For retreiving the pull_requests data

$ perceval github elastic elasticsearch-py --sleep-for-rate -t xxxx --category pull_request >> elasticsearch-py.json

And I need to download the data of five such projects, so I automated this procedure by writing a small shell script sh.sh. All you need to do is to add your GITHUB_TOKEN in the shell file and run it.

$ ./sh.sh
  1. I wrote a script which took samples of each different line available in the data source, like commit, issue and pull_request. I formatted the code which made me undertand the json structure of the lines. The json structure of the commit line is different whereas the issue and pul_request are same. Each line has a category field which tells whether the line is a commit/issue/pull_request.

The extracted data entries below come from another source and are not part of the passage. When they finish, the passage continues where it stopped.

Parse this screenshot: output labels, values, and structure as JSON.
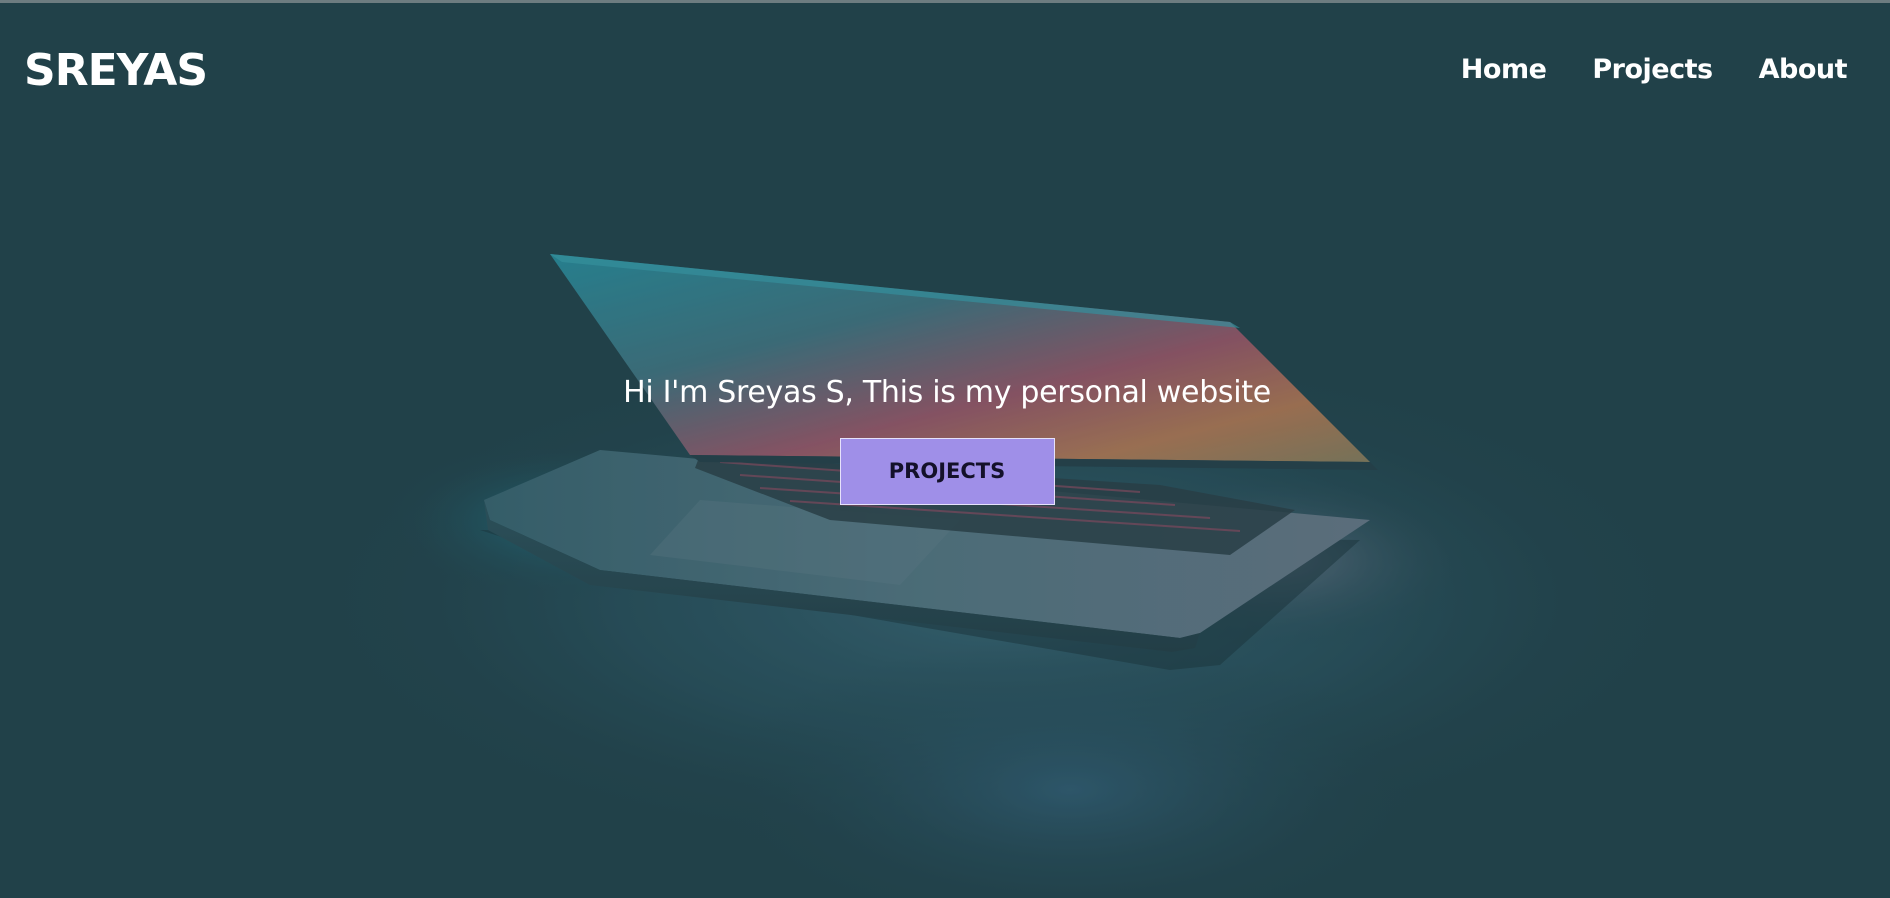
{
  "site": {
    "logo": "SREYAS"
  },
  "nav": {
    "items": [
      {
        "label": "Home"
      },
      {
        "label": "Projects"
      },
      {
        "label": "About"
      }
    ]
  },
  "hero": {
    "heading": "Hi I'm Sreyas S, This is my personal website",
    "button_label": "PROJECTS",
    "background_image": "laptop-dark-photo"
  },
  "colors": {
    "background": "#22434b",
    "text": "#ffffff",
    "button_bg": "#9f8fe8",
    "button_text": "#14112a"
  }
}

commit line structure looked like this

{
   "backend_name": "Git",
   "backend_version": "0.10.2",
   "category": "commit",
   "data": {
      "Author": "Honza Kral <honza.kral@gmail.com>",
      "AuthorDate": "Wed May 1 16:37:32 2013 +0200",
      "Commit": "Honza Kral <honza.kral@gmail.com>",
      "CommitDate": "Wed May 1 16:39:30 2013 +0200",
      "commit": "20fbba1230cabbc0f4644f917c6c2be52b8a63e8",
      "files": [
         {
            "action": "A",
            "added": "5",
            ...
            ...
            "modes": [
               "000000",
               "100644"
            ],
            "removed": "0"
         }
      ],
      "message": "Initial commit, simple python scaffold",
      "parents": [],
      "refs": []
   },
   "origin": "https://github.com/elastic/elasticsearch-py",
   "perceval_version": "0.12.5",
   "tag": "https://github.com/elastic/elasticsearch-py",
   "timestamp": 1.55181798E9,
   "updated_on": 1.36741914E9,
   "uuid": "62577f96d2b7c41f970b66735085567cd1e38e76"
}

issue/pull_request line structure looked like this

{
   "backend_name": "GitHub",
   "backend_version": "0.18.0",
   "category": "issue",
   "data": {
      "assignee": null,
      "assignee_data": {},
      "assignees": [],
      "assignees_data": [],
      "author_association": "NONE",
      "body": "Requiring requests==1.2.0 conflicts with other packages.  As a library, it should really be more tolerable of versions and not require a precise release.\n",
      "closed_at": "2013-09-25T09:03:00Z",
      ...
      ...
      "updated_at": "2013-09-25T09:03:00Z",
      "url": "https://api.github.com/repos/elastic/elasticsearch-py/issues/2",
      "user": {
         "avatar_url": "https://avatars3.githubusercontent.com/u/1234915?v=4",
         "events_url": "https://api.github.com/users/kevinastone/events{/privacy}",
         ...
         ...
         "url": "https://api.github.com/users/kevinastone"
      },
      "user_data": {
         "avatar_url": "https://avatars3.githubusercontent.com/u/1234915?v=4",
         "bio": null,
         "blog": "http://blog.kevinastone.com",
         ...
         ...
         "url": "https://api.github.com/users/kevinastone"
      }
   },
   "origin": "https://github.com/elastic/elasticsearch-py",
   "perceval_version": "0.12.5",
   "tag": "https://github.com/elastic/elasticsearch-py",
   "timestamp": 1.55181862E9,
   "updated_on": 1.38009984E9,
   "uuid": "b4b0307ef194538dd05a5868bb6c6d629688a6c7"
}
  1. Now that I have understood the basic structure and the existing code, I started writing the code for getting the data, by extracting the (key, value) pair.

  2. The TimeStamp can be retrieved by extracting the value of the timestamp key in the json structure and converting it into readable date format.

"timestamp": 1.55181862E9,

Reference: Stack Overflow

  1. The repository retrieved can be found by extracting the value of origin key.

"origin": "https://github.com/elastic/elasticsearch-py",

  1. Then I have written code showing the results of the microtask-0.